In the middle of December or precious embryo survived thawing.  3 days before Christmas we got our first positive test. This time our HCG was higher and more viable.  But we couldn’t have tests done from America, and over the holiday period.  We spent an amazing 6 days in America, I was testing on home pregnancy tests morning and night.  I spent so much time googling the different tests and the darkness of the lines on the tests. 
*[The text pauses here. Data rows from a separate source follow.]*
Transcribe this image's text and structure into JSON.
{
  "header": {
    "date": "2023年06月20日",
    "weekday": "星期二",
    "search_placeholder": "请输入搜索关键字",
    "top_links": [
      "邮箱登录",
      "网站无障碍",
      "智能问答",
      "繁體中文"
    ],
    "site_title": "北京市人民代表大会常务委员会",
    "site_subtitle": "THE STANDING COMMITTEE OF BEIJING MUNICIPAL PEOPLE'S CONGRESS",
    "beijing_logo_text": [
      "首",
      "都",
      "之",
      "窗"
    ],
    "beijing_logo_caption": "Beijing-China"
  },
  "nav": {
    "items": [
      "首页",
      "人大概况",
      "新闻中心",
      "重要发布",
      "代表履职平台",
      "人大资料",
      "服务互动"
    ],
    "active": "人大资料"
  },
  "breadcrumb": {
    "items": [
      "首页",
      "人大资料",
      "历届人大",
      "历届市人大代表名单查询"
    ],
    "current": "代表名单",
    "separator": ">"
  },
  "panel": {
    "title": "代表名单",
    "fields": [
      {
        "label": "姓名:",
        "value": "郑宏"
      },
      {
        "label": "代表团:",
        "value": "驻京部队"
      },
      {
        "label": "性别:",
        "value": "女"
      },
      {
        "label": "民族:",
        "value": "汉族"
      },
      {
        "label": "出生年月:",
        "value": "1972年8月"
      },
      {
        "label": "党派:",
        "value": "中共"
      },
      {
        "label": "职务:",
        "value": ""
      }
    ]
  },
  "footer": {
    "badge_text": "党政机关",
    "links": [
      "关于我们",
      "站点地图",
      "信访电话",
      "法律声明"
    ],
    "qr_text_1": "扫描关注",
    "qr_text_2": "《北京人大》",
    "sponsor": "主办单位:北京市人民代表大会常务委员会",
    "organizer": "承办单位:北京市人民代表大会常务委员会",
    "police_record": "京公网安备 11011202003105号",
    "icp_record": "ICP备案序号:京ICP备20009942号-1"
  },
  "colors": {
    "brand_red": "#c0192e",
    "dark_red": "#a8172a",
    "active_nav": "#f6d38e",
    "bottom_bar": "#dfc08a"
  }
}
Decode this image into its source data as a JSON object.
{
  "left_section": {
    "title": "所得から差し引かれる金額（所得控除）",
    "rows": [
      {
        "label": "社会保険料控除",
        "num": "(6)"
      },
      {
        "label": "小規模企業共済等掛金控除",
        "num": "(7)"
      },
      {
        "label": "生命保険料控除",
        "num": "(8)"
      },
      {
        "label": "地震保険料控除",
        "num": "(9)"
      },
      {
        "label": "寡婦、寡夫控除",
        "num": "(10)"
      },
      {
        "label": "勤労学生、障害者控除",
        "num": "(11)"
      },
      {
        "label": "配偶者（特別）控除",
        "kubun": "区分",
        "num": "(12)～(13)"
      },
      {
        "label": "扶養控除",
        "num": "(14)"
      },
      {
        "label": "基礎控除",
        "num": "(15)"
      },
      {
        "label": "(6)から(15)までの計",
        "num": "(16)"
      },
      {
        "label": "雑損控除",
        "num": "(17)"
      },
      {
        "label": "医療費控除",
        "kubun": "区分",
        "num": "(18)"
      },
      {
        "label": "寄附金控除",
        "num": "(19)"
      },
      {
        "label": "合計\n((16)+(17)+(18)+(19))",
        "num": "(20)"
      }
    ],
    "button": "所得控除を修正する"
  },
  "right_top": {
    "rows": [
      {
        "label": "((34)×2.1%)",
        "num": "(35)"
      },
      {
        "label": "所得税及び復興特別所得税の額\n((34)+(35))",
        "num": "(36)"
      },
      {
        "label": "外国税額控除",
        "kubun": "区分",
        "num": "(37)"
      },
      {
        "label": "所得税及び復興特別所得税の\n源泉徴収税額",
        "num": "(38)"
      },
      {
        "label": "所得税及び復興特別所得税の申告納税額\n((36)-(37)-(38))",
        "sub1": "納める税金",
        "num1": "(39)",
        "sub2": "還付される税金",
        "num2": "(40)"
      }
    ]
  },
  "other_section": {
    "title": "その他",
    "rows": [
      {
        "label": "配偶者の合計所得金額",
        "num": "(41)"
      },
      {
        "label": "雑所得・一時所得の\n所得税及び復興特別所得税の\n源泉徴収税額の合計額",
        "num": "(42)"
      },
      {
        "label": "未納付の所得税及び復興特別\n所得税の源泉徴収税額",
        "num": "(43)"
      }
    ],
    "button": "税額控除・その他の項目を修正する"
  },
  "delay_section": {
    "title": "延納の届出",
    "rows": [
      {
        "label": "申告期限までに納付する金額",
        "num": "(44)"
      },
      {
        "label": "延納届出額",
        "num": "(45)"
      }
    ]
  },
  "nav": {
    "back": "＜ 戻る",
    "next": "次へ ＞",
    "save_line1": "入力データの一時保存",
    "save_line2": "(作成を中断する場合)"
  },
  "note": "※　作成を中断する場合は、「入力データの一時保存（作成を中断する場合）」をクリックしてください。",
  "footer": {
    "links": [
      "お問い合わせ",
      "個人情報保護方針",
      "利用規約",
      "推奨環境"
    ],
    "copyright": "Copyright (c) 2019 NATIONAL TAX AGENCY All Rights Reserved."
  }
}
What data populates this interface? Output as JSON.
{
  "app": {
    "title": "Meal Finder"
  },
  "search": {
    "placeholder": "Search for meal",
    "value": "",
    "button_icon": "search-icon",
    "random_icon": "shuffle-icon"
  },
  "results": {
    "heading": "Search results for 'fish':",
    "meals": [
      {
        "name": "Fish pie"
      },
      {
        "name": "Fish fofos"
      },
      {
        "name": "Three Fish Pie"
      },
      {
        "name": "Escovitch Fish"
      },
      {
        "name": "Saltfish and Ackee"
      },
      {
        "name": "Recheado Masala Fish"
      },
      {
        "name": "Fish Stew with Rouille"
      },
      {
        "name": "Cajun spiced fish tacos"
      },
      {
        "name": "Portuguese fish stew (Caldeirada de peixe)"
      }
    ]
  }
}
The story of my pregnancy is a whole other book.  The anxiety was crippling. I thought we were going to lose it the whole time.  I had a spreadsheet with the chances of miscarriage by day. A massive bleed at 5+1weeks and we thought it was over.  We cried so much.  Amazingly the baby survived, but the sickness began.  I suffered hyperemesis gravadium. I was admitted to hospital for dehydration three times.  I spent weeks in bed or crying on the bathroom floor.  I finally stopped throwing up at 27 weeks.  At 29 weeks I went into pre term labour.  My OB managed to stop it and after another week in hospital I was allowed to go home.  On 9 July 2017, at 32+3 my waters broke.  After a speedy 5 hours, baby Chelsea Nicole arrived 7 and a half weeks early, but she was perfect.  She spent 23 days in hospital and on 1 August 2017 we got to take her home a whole month before she was due to arrive.

Infertility broke us.  While Chelsea has healed my heart a little, I don’t think I will ever truly forget the pain we went through to get her.  Unfortunately Chelsea will be an only child. I am not emotionally strong enough to go through IVF and pregnancy again.  I can’t bear to set my heart on a second child and have to go through all of the heart break of IVF again.  And since we do not get any more public funding, we are not prepared to spend another $45k trying again.

Infertility has left scars on me. My hope is that with time the pain will lessen.